Grief is confusing in that way.. and in so many other ways. There’s so much whiplash. It opens you up so aggressively and everything simultaneously pours out and rushes in. Sometimes so quickly, you don’t even realize it’s happening. A watery, confusing mess of shedding and savoring; sweet and shocking and immensely sad. 

When I think about all the life I have let in over the last year, I truly cannot fucking believe that he doesn’t know/wasn't a part of every moment. The big the small the meaningful the meaningless that is meaningful in its own way the monumental and the mundane. Because I knew him so well, communicated with him so often, am so much of who he was, sometimes I forget that he wasn’t physically there - in my space and time - because I can so clearly and knowingly imagine every single scenario… what he would have said, how he would have reacted, the advice he would have given, the movie line he would have quoted, the moments he would have laughed, the song he would have referenced. He was so unbelievably predictable - but not in a way that was boring or obvious - he was predictable in his steadfastness- his unwavering commitment to decency and goodness and humor and truth. 

Shortly after he died, I decided to start writing to him.

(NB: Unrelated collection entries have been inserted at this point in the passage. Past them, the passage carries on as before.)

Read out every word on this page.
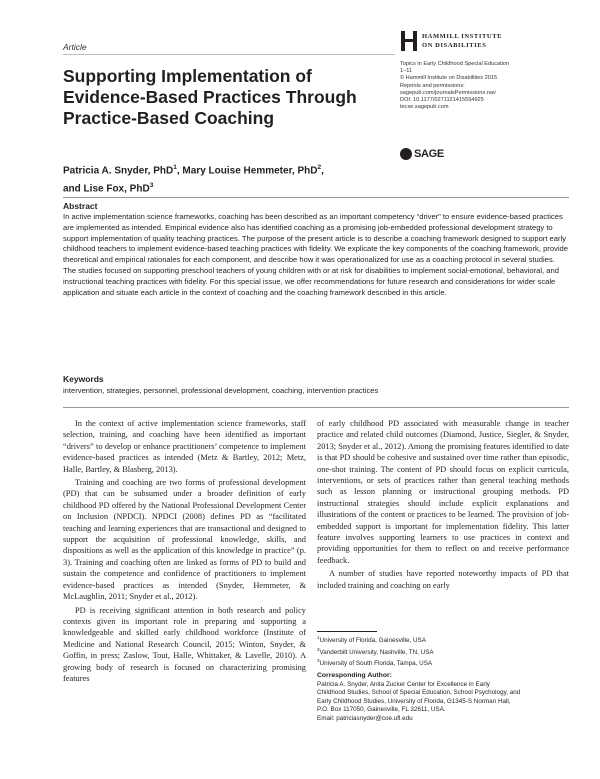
Article
HAMMILL INSTITUTE
ON DISABILITIES
Topics in Early Childhood Special Education
1–11
© Hammill Institute on Disabilities 2015
Reprints and permissions:
sagepub.com/journalsPermissions.nav
DOI: 10.1177/0271121415594925
tecse.sagepub.com
SAGE
Supporting Implementation of Evidence-Based Practices Through Practice-Based Coaching
Patricia A. Snyder, PhD$^1$, Mary Louise Hemmeter, PhD$^2$,
and Lise Fox, PhD$^3$
Abstract

In active implementation science frameworks, coaching has been described as an important competency “driver” to ensure evidence-based practices are implemented as intended. Empirical evidence also has identified coaching as a promising job-embedded professional development strategy to support implementation of quality teaching practices. The purpose of the present article is to describe a coaching framework designed to support early childhood teachers to implement evidence-based teaching practices with fidelity. We explicate the key components of the coaching framework, provide theoretical and empirical rationales for each component, and describe how it was operationalized for use as a coaching protocol in several studies. The studies focused on supporting preschool teachers of young children with or at risk for disabilities to implement social-emotional, behavioral, and instructional teaching practices with fidelity. For this special issue, we offer recommendations for future research and considerations for wider scale application and situate each article in the context of coaching and the coaching framework described in this article.

Keywords

intervention, strategies, personnel, professional development, coaching, intervention practices

In the context of active implementation science frameworks, staff selection, training, and coaching have been identified as important “drivers” to develop or enhance practitioners’ competence to implement evidence-based practices as intended (Metz & Bartley, 2012; Metz, Halle, Bartley, & Blasberg, 2013).

Training and coaching are two forms of professional development (PD) that can be subsumed under a broader definition of early childhood PD offered by the National Professional Development Center on Inclusion (NPDCI). NPDCI (2008) defines PD as “facilitated teaching and learning experiences that are transactional and designed to support the acquisition of professional knowledge, skills, and dispositions as well as the application of this knowledge in practice” (p. 3). Training and coaching often are linked as forms of PD to build and sustain the competence and confidence of practitioners to implement evidence-based practices as intended (Snyder, Hemmeter, & McLaughlin, 2011; Snyder et al., 2012).

PD is receiving significant attention in both research and policy contexts given its important role in preparing and supporting a knowledgeable and skilled early childhood workforce (Institute of Medicine and National Research Council, 2015; Winton, Snyder, & Goffin, in press; Zaslow, Tout, Halle, Whittaker, & Lavelle, 2010). A growing body of research is focused on characterizing promising features

of early childhood PD associated with measurable change in teacher practice and related child outcomes (Diamond, Justice, Siegler, & Snyder, 2013; Snyder et al., 2012). Among the promising features identified to date is that PD should be cohesive and sustained over time rather than episodic, one-shot training. The content of PD should focus on explicit curricula, interventions, or sets of practices rather than general teaching methods such as lesson planning or instructional grouping methods. PD instructional strategies should include explicit explanations and illustrations of the content or practices to be learned. The provision of job-embedded support is important for implementation fidelity. This latter feature involves supporting learners to use practices in context and providing opportunities for them to reflect on and receive performance feedback.

A number of studies have reported noteworthy impacts of PD that included training and coaching on early

$^1$University of Florida, Gainesville, USA
$^2$Vanderbilt University, Nashville, TN, USA
$^3$University of South Florida, Tampa, USA
Corresponding Author:
Patricia A. Snyder, Anita Zucker Center for Excellence in Early
Childhood Studies, School of Special Education, School Psychology, and
Early Childhood Studies, University of Florida, G1345-S Norman Hall,
P.O. Box 117050, Gainesville, FL 32611, USA.
Email: patriciasnyder@coe.ufl.edu
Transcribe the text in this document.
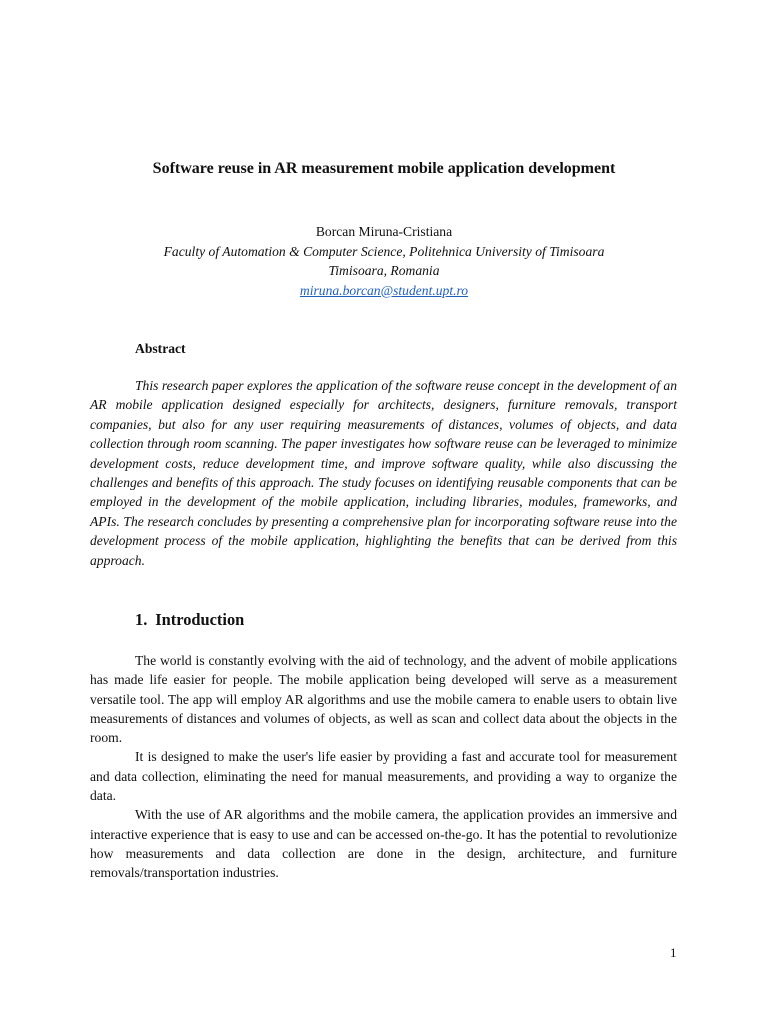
Software reuse in AR measurement mobile application development
Borcan Miruna-Cristiana
Faculty of Automation & Computer Science, Politehnica University of Timisoara
Timisoara, Romania
miruna.borcan@student.upt.ro
Abstract
This research paper explores the application of the software reuse concept in the development of an AR mobile application designed especially for architects, designers, furniture removals, transport companies, but also for any user requiring measurements of distances, volumes of objects, and data collection through room scanning. The paper investigates how software reuse can be leveraged to minimize development costs, reduce development time, and improve software quality, while also discussing the challenges and benefits of this approach. The study focuses on identifying reusable components that can be employed in the development of the mobile application, including libraries, modules, frameworks, and APIs. The research concludes by presenting a comprehensive plan for incorporating software reuse into the development process of the mobile application, highlighting the benefits that can be derived from this approach.
1. Introduction

The world is constantly evolving with the aid of technology, and the advent of mobile applications has made life easier for people. The mobile application being developed will serve as a measurement versatile tool. The app will employ AR algorithms and use the mobile camera to enable users to obtain live measurements of distances and volumes of objects, as well as scan and collect data about the objects in the room.

It is designed to make the user's life easier by providing a fast and accurate tool for measurement and data collection, eliminating the need for manual measurements, and providing a way to organize the data.

With the use of AR algorithms and the mobile camera, the application provides an immersive and interactive experience that is easy to use and can be accessed on-the-go. It has the potential to revolutionize how measurements and data collection are done in the design, architecture, and furniture removals/transportation industries.

1
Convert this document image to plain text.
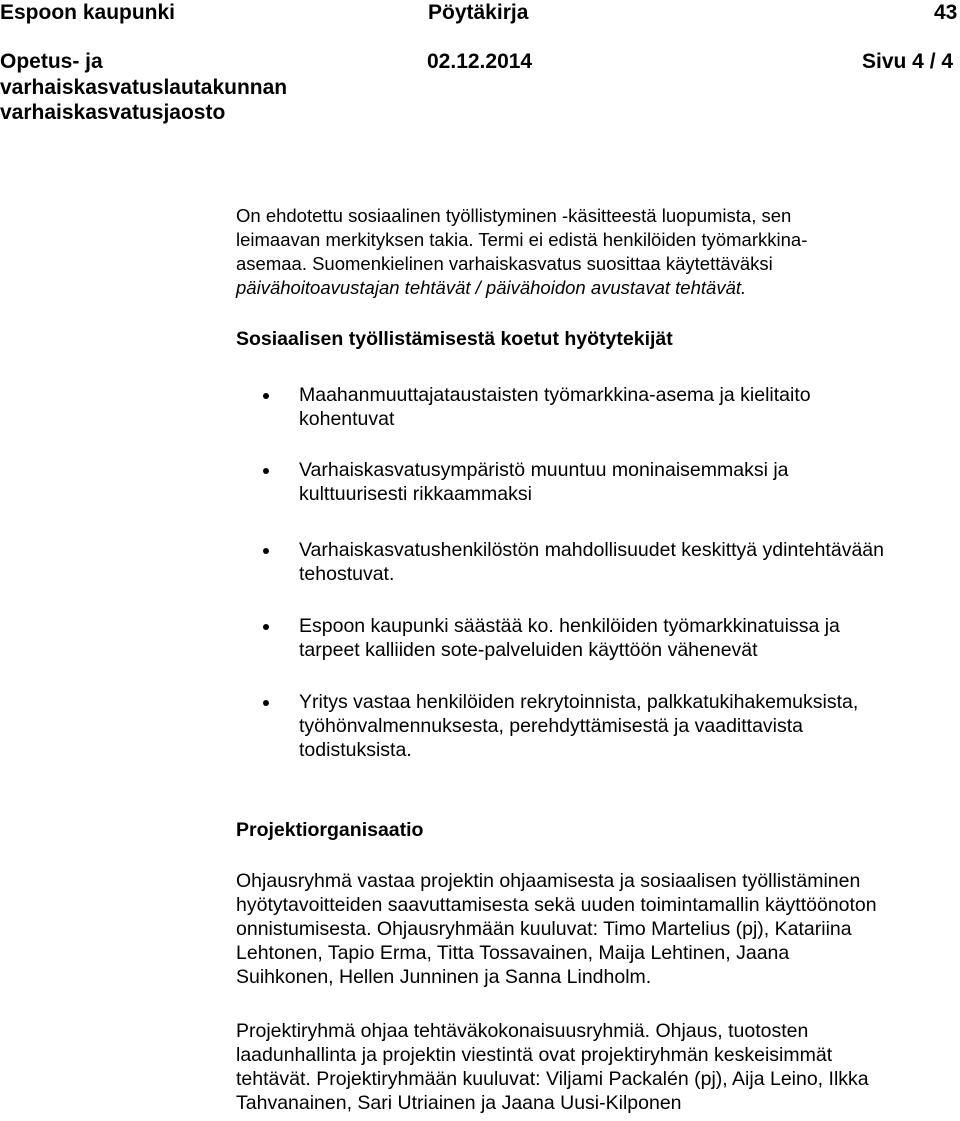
Espoon kaupunki	Pöytäkirja	43
Opetus- ja
varhaiskasvatuslautakunnan
varhaiskasvatusjaosto
02.12.2014	Sivu 4 / 4
On ehdotettu sosiaalinen työllistyminen -käsitteestä luopumista, sen
leimaavan merkityksen takia. Termi ei edistä henkilöiden työmarkkina-
asemaa. Suomenkielinen varhaiskasvatus suosittaa käytettäväksi
päivähoitoavustajan tehtävät / päivähoidon avustavat tehtävät.
Sosiaalisen työllistämisestä koetut hyötytekijät
Maahanmuuttajataustaisten työmarkkina-asema ja kielitaito
kohentuvat
Varhaiskasvatusympäristö muuntuu moninaisemmaksi ja
kulttuurisesti rikkaammaksi
Varhaiskasvatushenkilöstön mahdollisuudet keskittyä ydintehtävään
tehostuvat.
Espoon kaupunki säästää ko. henkilöiden työmarkkinatuissa ja
tarpeet kalliiden sote-palveluiden käyttöön vähenevät
Yritys vastaa henkilöiden rekrytoinnista, palkkatukihakemuksista,
työhönvalmennuksesta, perehdyttämisestä ja vaadittavista
todistuksista.
Projektiorganisaatio
Ohjausryhmä vastaa projektin ohjaamisesta ja sosiaalisen työllistäminen
hyötytavoitteiden saavuttamisesta sekä uuden toimintamallin käyttöönoton
onnistumisesta. Ohjausryhmään kuuluvat: Timo Martelius (pj), Katariina
Lehtonen, Tapio Erma, Titta Tossavainen, Maija Lehtinen, Jaana
Suihkonen, Hellen Junninen ja Sanna Lindholm.
Projektiryhmä ohjaa tehtäväkokonaisuusryhmiä. Ohjaus, tuotosten
laadunhallinta ja projektin viestintä ovat projektiryhmän keskeisimmät
tehtävät. Projektiryhmään kuuluvat: Viljami Packalén (pj), Aija Leino, Ilkka
Tahvanainen, Sari Utriainen ja Jaana Uusi-Kilponen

When he was alive, I would call him every day, multiple times a day. We would talk about everything but mostly we would talk about nothing - what I was making for dinner, the crazy shit I saw on the subway, a funny anecdote from school, what band he was rehearsing with that day, who Mavis (his dog) spent time with at the dog park, who he met for lunch. Sometimes the conversations were long, but usually they were short… 5 min here, a few minutes there. A month after he died, I was so intensely missing this connection that, without much thought, I opened a document on my iPad and typed what I wanted to tell him on that particular day. 

August 30, 2023

I built an Adirondack chair by myself. Ryan and I built the first one. But I built the second one by myself. Also, after removing our entire bedroom wall, the dry wall guy asked us if we wanted to get high and then immediately apologized for asking.

It felt like an exhale after days of holding my breath. I decided that, as long as I needed to, I would write down everything that I would have called to tell him. That was a little over a year ago. I have written to him (almost) every day. Like our phone calls, most of the writing is just silly little moments I want to share with him. Some of it I probably wouldn’t have shared with him… but I needed a place to place what I was feeling. And there are days where what I wrote wouldn’t have made sense in the context of him being alive- because they are about his death. I’m grateful, however empty it sometimes feels, that I have found this way to speak to him every day. Because sometimes it’s the only thing that pulls me out of the emptiness. The pouring out and the rushing in. 

Today would have been his 70th birthday and what I want more than anything is to be able to call him. To talk about everything and nothing and to tell him, like I did most years, that today is my favorite day because he is my favorite person. But I can’t call him, so I write it instead and I share it here so that my love for him is forever documented (in a place where nothing disappears.) A few weeks ago, I found a screenshot of a post I made for him on his birthday in 2017. I wept genuinely happy tears after I read it because I was so deeply grateful knowing that he had read what I wrote and that he knew just how much he meant to me. I miss my dad, I miss my closest friend.

Today is and will always be my favorite day because he is and will always be my favorite person.